A Comprehensive Data Science Portfolio Project
In today's data analytics landscape, the ability to write code in Python or R is no longer the sole differentiator for a Lead Data Analyst. The true value of a data professional lies in the ability to weave raw, disparate numbers into a compelling business narrative that drives decision-making. This comprehensive report serves as a definitive portfolio project, designed not only to showcase technical mastery of libraries such as Pandas, Seaborn, and Scikit-Learn but to demonstrate a nuanced, executive-level understanding of business strategy, market dynamics, and profitability optimization.
Drawing from best practices for data science portfolios, this project avoids the common pitfall of presenting dry code blocks without context. Instead, it adopts a "story-first" approach, where every line of code, every statistical visualization, and every hypothesis serves a specific business question. The goal is to transform the fictional entity, 'Global Blooms', from a static dataset into a living business case study. By integrating domain knowledge with rigorous statistical analysis, this report diagnoses the underlying causes of margin erosion in Asian markets while identifying untapped pricing power levers available in European and North American sectors.
This document is structured to guide the reader through the complete lifecycle of a data project: from initial client engagement and business hypothesis formulation to granular data cleaning, proceeding through a "Deep Dive" of Exploratory Data Analysis (EDA) with specific visualizations (including elasticity and correlation matrices), and culminating in actionable strategic recommendations.
Global Blooms is a medium-sized international floral distributor specializing in B2B and B2C supply of fresh cut flowers. Founded in 2010, the company has scaled operations across four main regions: United States (USA), Europe, Asia, and Latin America (LATAM). Its product portfolio consists of five main categories: Red Roses, Lilies, Orchids, Sunflowers, and Tulips.
Historically, Global Blooms has operated with a "volume-first" strategy, aggressively expanding market share in emerging economies like Asia and LATAM. However, despite robust gross revenue growth, the Board of Directors has noted a worrying stagnation in net profitability. The Chief Financial Officer (CFO) reached out with a specific concern: "We are moving millions of stems, but our bottom line is flat. We suspect our pricing strategy is disconnected from local market realities, but we lack the granular data visibility to prove it."

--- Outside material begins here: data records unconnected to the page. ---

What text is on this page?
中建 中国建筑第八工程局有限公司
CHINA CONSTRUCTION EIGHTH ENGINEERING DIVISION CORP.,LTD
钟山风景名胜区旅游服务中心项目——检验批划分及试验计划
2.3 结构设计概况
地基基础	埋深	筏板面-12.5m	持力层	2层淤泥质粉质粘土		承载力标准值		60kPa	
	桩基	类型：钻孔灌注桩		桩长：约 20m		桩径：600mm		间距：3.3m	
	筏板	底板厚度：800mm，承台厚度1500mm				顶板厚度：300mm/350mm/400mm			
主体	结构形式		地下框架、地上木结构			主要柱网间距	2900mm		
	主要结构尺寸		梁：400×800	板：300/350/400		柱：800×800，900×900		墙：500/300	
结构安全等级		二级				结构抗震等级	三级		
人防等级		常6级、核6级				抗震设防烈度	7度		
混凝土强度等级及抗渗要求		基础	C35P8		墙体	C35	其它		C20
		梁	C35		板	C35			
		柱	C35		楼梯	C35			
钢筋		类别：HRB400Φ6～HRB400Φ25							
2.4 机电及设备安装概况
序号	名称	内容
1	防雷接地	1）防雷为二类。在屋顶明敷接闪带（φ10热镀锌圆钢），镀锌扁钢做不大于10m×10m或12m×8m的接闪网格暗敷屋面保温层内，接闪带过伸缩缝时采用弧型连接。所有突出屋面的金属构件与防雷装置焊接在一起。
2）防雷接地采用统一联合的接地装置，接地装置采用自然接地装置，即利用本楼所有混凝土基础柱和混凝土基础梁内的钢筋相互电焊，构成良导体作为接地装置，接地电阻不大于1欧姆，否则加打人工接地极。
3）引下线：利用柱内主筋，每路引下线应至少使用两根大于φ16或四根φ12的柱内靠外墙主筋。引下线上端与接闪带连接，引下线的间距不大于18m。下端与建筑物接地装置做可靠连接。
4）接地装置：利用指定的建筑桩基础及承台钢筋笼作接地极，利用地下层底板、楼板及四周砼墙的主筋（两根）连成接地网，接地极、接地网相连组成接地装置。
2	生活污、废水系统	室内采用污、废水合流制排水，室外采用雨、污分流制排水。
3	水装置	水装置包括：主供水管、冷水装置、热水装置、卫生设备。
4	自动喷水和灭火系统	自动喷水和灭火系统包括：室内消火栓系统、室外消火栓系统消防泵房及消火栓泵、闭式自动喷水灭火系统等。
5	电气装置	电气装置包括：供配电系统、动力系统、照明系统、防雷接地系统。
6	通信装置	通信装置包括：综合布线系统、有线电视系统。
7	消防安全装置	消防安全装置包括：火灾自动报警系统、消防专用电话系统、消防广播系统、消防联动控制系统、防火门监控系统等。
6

The client provided a raw dataset (flowers_pricing_dataset.csv). The mission was clear:
Before writing a single line of code, we established three working hypotheses to guide the investigation:
| Variable Name | Data Type | Description |
|---|---|---|
| Product | Categorical | The specific type of flower (e.g., Red Roses, Lilies). |
| Region | Categorical | The geographic sales market (USA, Europe, Asia, LATAM). |
| Sale_Price | Numeric (Float) | The price per unit charged to the customer (Revenue). |
| Total_Cost | Numeric (Float) | The total cost loaded per unit (cultivation, logistics, overhead). |
| Competitor_Price | Numeric (Float) | The average price charged by direct competitors in the same region. |
| Units_Sold | Numeric (Integer) | Total volume of units sold in the observed period. |
| Unit_Margin | Numeric (Float) | Calculated field: Sale_Price - Total_Cost. |
| Margin_Percentage | Numeric (Float) | Calculated field: Unit_Margin / Sale_Price. |
# Import necessary libraries for data analysis and visualization
import pandas as pd
import numpy as np
import matplotlib.pyplot as plt
import seaborn as sns
# Configuration for clearer output
pd.set_option('display.max_columns', None)
pd.set_option('display.precision', 2)
sns.set(style="whitegrid")
# Define file path
csv_file_path = 'flowers_pricing_dataset_cleaned.csv'
# Custom function for robust data loading
def load_and_inspect_data(filepath):
try:
df = pd.read_csv(filepath)
print(f"--- Data Loaded Successfully: {df.shape[0]} rows ---")
return df
except FileNotFoundError:
return None
# Load the data
df_flowers = load_and_inspect_data(csv_file_path)
Image: Global Blooms Strategic Pricing Dashboard.
The upper right quadrant immediately confirms our initial fears regarding the Asian market. The profit bar for ASIA is dwarfed by EUROPE and USA, validating Hypothesis 1: We are busy, but not profitable in Asia.
Orchids show high volatility and operational inconsistency, while Lilies present a rigid pricing structure.
Lilies Elasticity Analysis in Asia.
Lilies in Asia leave a Unit_Margin of only $1.00 (4.7% return). Simulation warns against drastic price increases in a highly sensitive market.
Europe allows for value-based pricing, with Sunflowers delivering a 44.66% margin.
We identified critical zones: Asia requires urgent cost review (we are expensive but with low margin), while USA offers the opportunity to raise prices as we are low-cost leaders with high profitability.
Final Thoughts: We identified actionable levers to increase regional profitability by 15-20% without acquiring a single new customer.